Dass steigende Zinsen immer schlecht für die Börse sind und fallende immer gut, ist eine Legende. Auch der Jahrhundertcrash, der im Herbst 1929 begann, wurde von der amerikanischen Federal Reserve mit ständigen Zinssenkungen begleitet. Die Fed machte das Geld billiger, um das Schlimmste zu verhindern. Es war vergeblich. Innerhalb von zwei Jahren sank der US-Diskontsatz von 6% auf 1,5% – aber die Aktien fielen und fielen. Nicht anders war es in den vergangenen Jahren in Japan. Umgekehrt war die Börsenhausse 1924 bis 1929 an der Wall Street von einer Verdoppelung des Diskontsatzes begleitet.

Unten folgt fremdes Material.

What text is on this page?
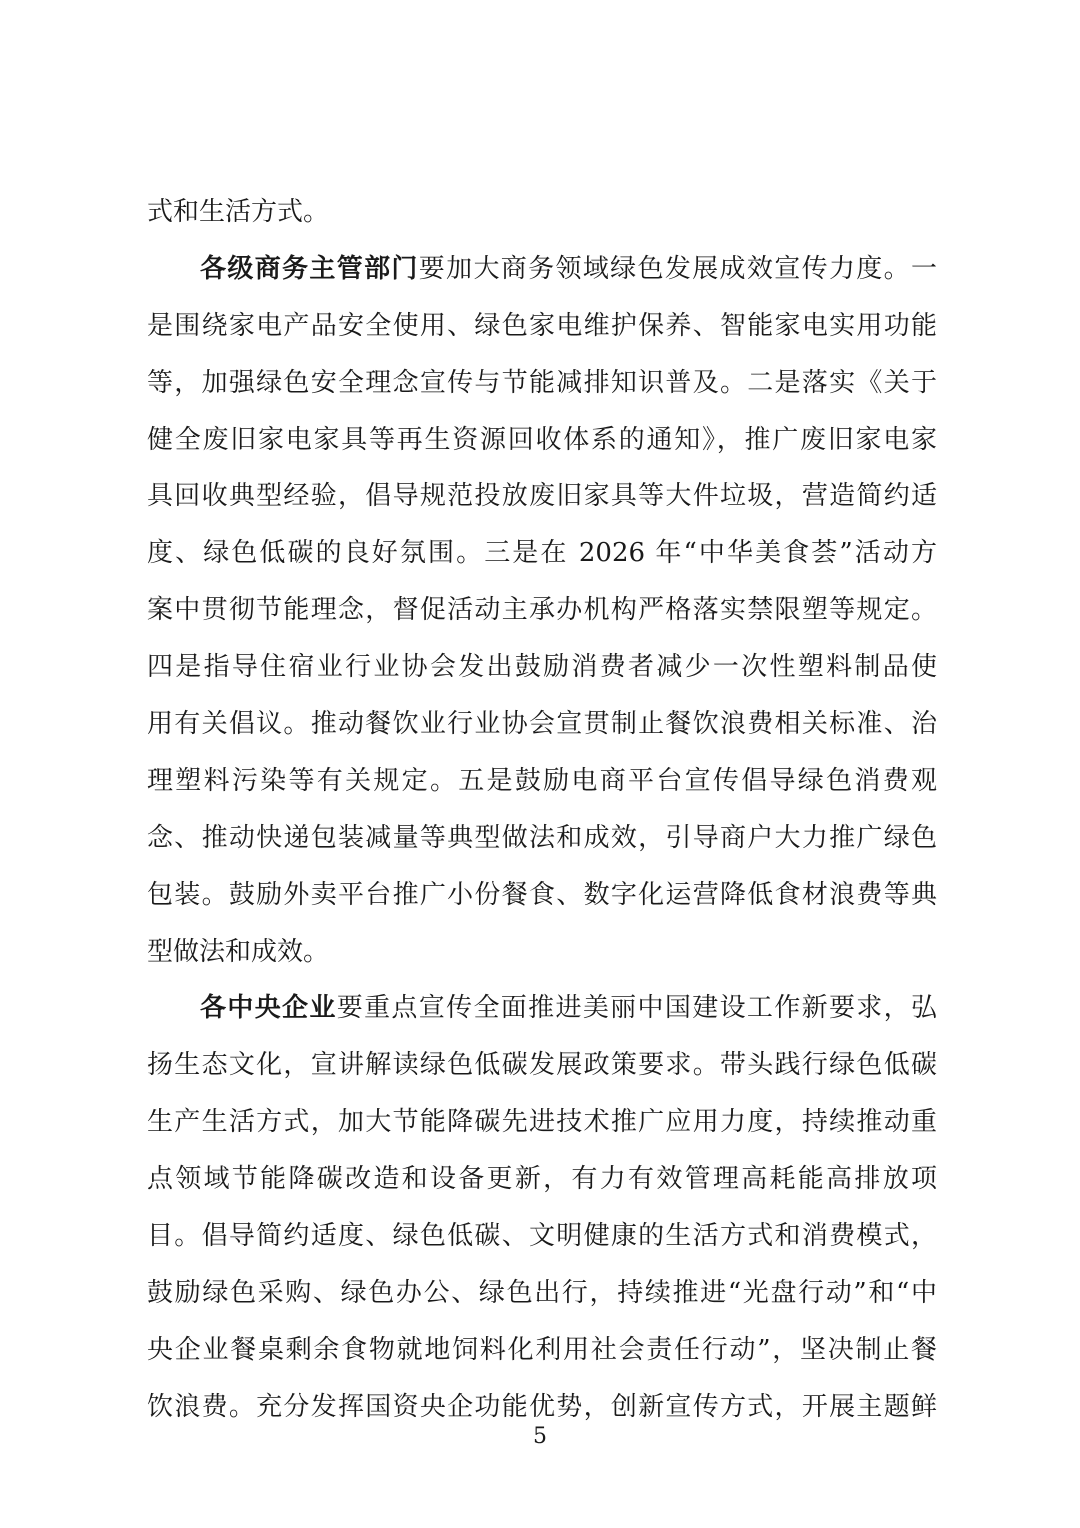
式和生活方式。
各级商务主管部门要加大商务领域绿色发展成效宣传力度。一
是围绕家电产品安全使用、绿色家电维护保养、智能家电实用功能
等，加强绿色安全理念宣传与节能减排知识普及。二是落实《关于
健全废旧家电家具等再生资源回收体系的通知》，推广废旧家电家
具回收典型经验，倡导规范投放废旧家具等大件垃圾，营造简约适
度、绿色低碳的良好氛围。三是在 2026 年“中华美食荟”活动方
案中贯彻节能理念，督促活动主承办机构严格落实禁限塑等规定。
四是指导住宿业行业协会发出鼓励消费者减少一次性塑料制品使
用有关倡议。推动餐饮业行业协会宣贯制止餐饮浪费相关标准、治
理塑料污染等有关规定。五是鼓励电商平台宣传倡导绿色消费观
念、推动快递包装减量等典型做法和成效，引导商户大力推广绿色
包装。鼓励外卖平台推广小份餐食、数字化运营降低食材浪费等典
型做法和成效。
各中央企业要重点宣传全面推进美丽中国建设工作新要求，弘
扬生态文化，宣讲解读绿色低碳发展政策要求。带头践行绿色低碳
生产生活方式，加大节能降碳先进技术推广应用力度，持续推动重
点领域节能降碳改造和设备更新，有力有效管理高耗能高排放项
目。倡导简约适度、绿色低碳、文明健康的生活方式和消费模式，
鼓励绿色采购、绿色办公、绿色出行，持续推进“光盘行动”和“中
央企业餐桌剩余食物就地饲料化利用社会责任行动”，坚决制止餐
饮浪费。充分发挥国资央企功能优势，创新宣传方式，开展主题鲜
5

Wie gross die notwendige Dosis an Geldspritzen am Ende werden kann, zeigt der Fall Japan: Im Oktober beschloss das Unterhaus, 60 Billionen Yen (620 Milliarden Franken) in das marode Bankensystem zu pumpen. Japan belastet sich mit einer drückenden Staatsverschuldung, die nach menschlichem Ermessen nur durch eine spätere Inflation erträglich zu machen ist. Besonders wichtig: auch am Beginn der katastrophalen Entwicklung in Japan stand keineswegs ein Versagen der realen Wirtschaft, sondern die Überspekulation am Aktien- und Immobilienmarkt. Überall und immer wieder wackelt der Schwanz (= Finanzkapitalismus) mit dem Hund (= reale Wirtschaft).
8
Das Tragische an dieser Entwicklung: sie war unnötig. Selbst der Kollaps in Südostasien, der viele Millionen Menschen in bitterste Armut gestürzt hat, war überflüssig. Wie die Financial Times am 21. September berichtete, beliefen sich in den neunziger Jahren die Kapitalzuflüsse in die Entwicklungsländer auf nicht mehr als 10% der inländischen Investitionen. Und davon ging die Hälfte in die offiziellen Währungsreserven. Mit anderen Worten: Diese Nationen haben sich ruiniert, weil sie Kredite in Fremdwährungen aufnahmen, die sie im Grunde nicht brauchten und die sie wegen des Kollapses ihrer eigenen Währung 1997/98 nicht mehr bedienen konnten – und das alles wegen 5% ihrer Gesamtinvestitionen und einer zusätzlichen Beschleunigung des Wirtschaftswachstums, für die jetzt ein zu hoher Preis errichtet werden muss. Richtiger wäre es gewesen, sich langsamer, solider und aus eigener Kraft zu entwickeln. Aber dann wäre der Finanzindustrie ein blendendes Geschäft entgangen.
9
Die Entwicklungsländer (gemeint sind die sogenannten Emerging Markets) fanden sich plötzlich in der Situation von Banken, von denen alle ihr Geld abheben wollen. Der Fluch des Systems ist Kurzfristigkeit und Kreditexzess. Nicht die Globalisierung als solche! Auch im 19. Jahrhundert – zur Zeit des Goldstandards – war die Welt in dem Sinne globalisiert, dass das Kapital frei über die Grenze fliessen konnte. Nur vollzog sich dies damals langfristig und ohne die – am Beispiel von LTCM erklärte – fatale Hebelwirkung.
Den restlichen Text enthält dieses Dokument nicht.